Damages are awarded to compensate the copyright owner for losses from the infringement, and profits are awarded to prevent the infringer from unfairly benefiting from a wrongful act. Where the defendant’s profits are nothing more than a measure of the damages suffered by the copyright owner, it would be inappropriate to award damages and profits cumulatively, since in effect they amount to the same thing. However, in cases where the copyright owner has suffered damages not reflected in the infringer’s profits, or where there have been profits attributable to the copyrighted work but not used as a measure of damages, subsection (b) authorizes the award of both.

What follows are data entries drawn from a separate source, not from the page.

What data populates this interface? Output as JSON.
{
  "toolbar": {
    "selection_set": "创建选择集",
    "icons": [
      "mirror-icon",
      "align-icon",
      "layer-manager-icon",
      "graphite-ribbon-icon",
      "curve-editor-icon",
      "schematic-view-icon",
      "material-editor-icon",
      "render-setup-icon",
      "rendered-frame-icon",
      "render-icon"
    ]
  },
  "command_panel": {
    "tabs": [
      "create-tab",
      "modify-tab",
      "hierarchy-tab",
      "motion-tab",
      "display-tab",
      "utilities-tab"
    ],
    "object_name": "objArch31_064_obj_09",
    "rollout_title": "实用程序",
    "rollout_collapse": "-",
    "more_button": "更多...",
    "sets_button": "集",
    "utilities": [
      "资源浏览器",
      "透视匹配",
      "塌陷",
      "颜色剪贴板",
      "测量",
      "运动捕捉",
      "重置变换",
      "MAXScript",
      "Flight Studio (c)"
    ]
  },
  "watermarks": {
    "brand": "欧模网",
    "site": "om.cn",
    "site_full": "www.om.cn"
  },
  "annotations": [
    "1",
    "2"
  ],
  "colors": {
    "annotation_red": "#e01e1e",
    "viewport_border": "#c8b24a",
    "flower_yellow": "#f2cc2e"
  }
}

H.R.Rep. No. 1476, 94th Cong., 2d Sess. 161, reprinted in 1976 U.S.Code Cong. & Ad.News 5659, 5777.

In reviewing an award made under § 504(b), we must therefore ensure that it was not based upon undue speculation, see Stevens Linen Associates v. Mastercraft Corp., 656 F.2d 11, 14 (2d Cir.1981), and that it does not entail the double-counting of profits and damages expressly barred by that provision. See Taylor v. Meirick, 712 F.2d 1112, 1119-22 (7th Cir.1983). Ultra-graphics argues that the jury engaged in both undue speculation and improper double-counting in finding it liable for $55,368.